MERIT: Multi-domain Efficient RAW Image Translation

arXiv cs.CV / 3/24/2026

📰 NewsSignals & Early TrendsIdeas & Deep AnalysisModels & Research

Key Points

  • The paper introduces MERIT, a unified framework for multi-domain RAW-to-RAW image translation that uses a single model to handle arbitrary camera sensor domains rather than training separate translators for each pair.
  • It proposes a sensor-aware noise modeling loss to align the signal-dependent noise statistics of generated images with those of the target camera domain, addressing sensor-specific noise discrepancies.
  • The generator is improved with a conditional multi-scale large kernel attention module to better model contextual information and sensor-aware features.
  • The authors also release MDRAW, the first dataset designed for multi-domain RAW image translation, including paired and unpaired RAW captures from five camera sensors across varied scenes.
  • Experiments indicate MERIT achieves better image quality (reported +5.56 dB) while improving scalability by reducing training iterations by about 80% compared with prior approaches.

Abstract

RAW images captured by different camera sensors exhibit substantial domain shifts due to varying spectral responses, noise characteristics, and tone behaviors, complicating their direct use in downstream computer vision tasks.
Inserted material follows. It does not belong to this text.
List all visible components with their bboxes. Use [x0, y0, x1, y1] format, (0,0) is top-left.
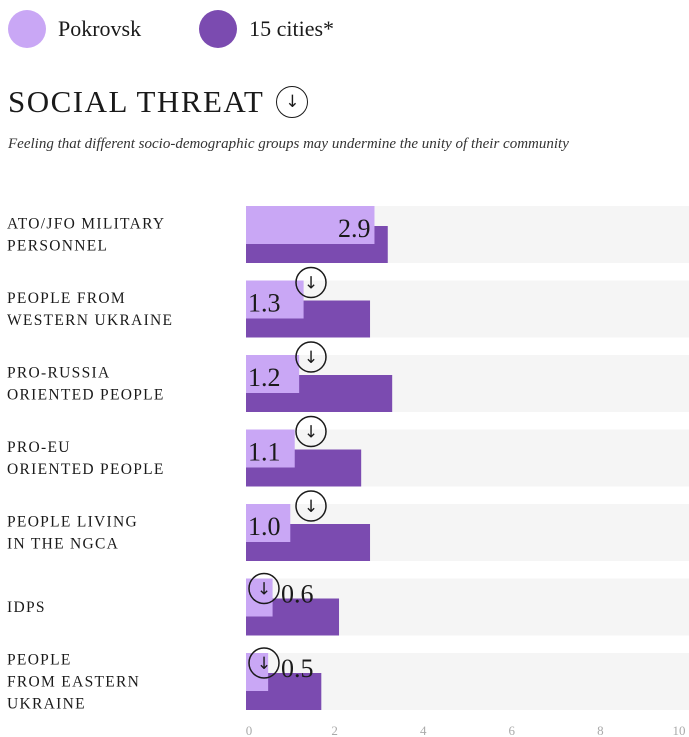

Prior methods address this problem by training domain-specific RAW-to-RAW translators for each source-target pair, but such approaches do not scale to real-world scenarios involving multiple types of commercial cameras. In this work, we introduce MERIT, the first unified framework for multi-domain RAW image translation, which leverages a single model to perform translations across arbitrary camera domains. To address domain-specific noise discrepancies, we propose a sensor-aware noise modeling loss that explicitly aligns the signal-dependent noise statistics of the generated images with those of the target domain. We further enhance the generator with a conditional multi-scale large kernel attention module for improved context and sensor-aware feature modeling. To facilitate standardized evaluation, we introduce MDRAW, the first dataset tailored for multi-domain RAW image translation, comprising both paired and unpaired RAW captures from five diverse camera sensors across a wide range of scenes. Extensive experiments demonstrate that MERIT outperforms prior models in both quality (5.56 dB improvement) and scalability (80% reduction in training iterations).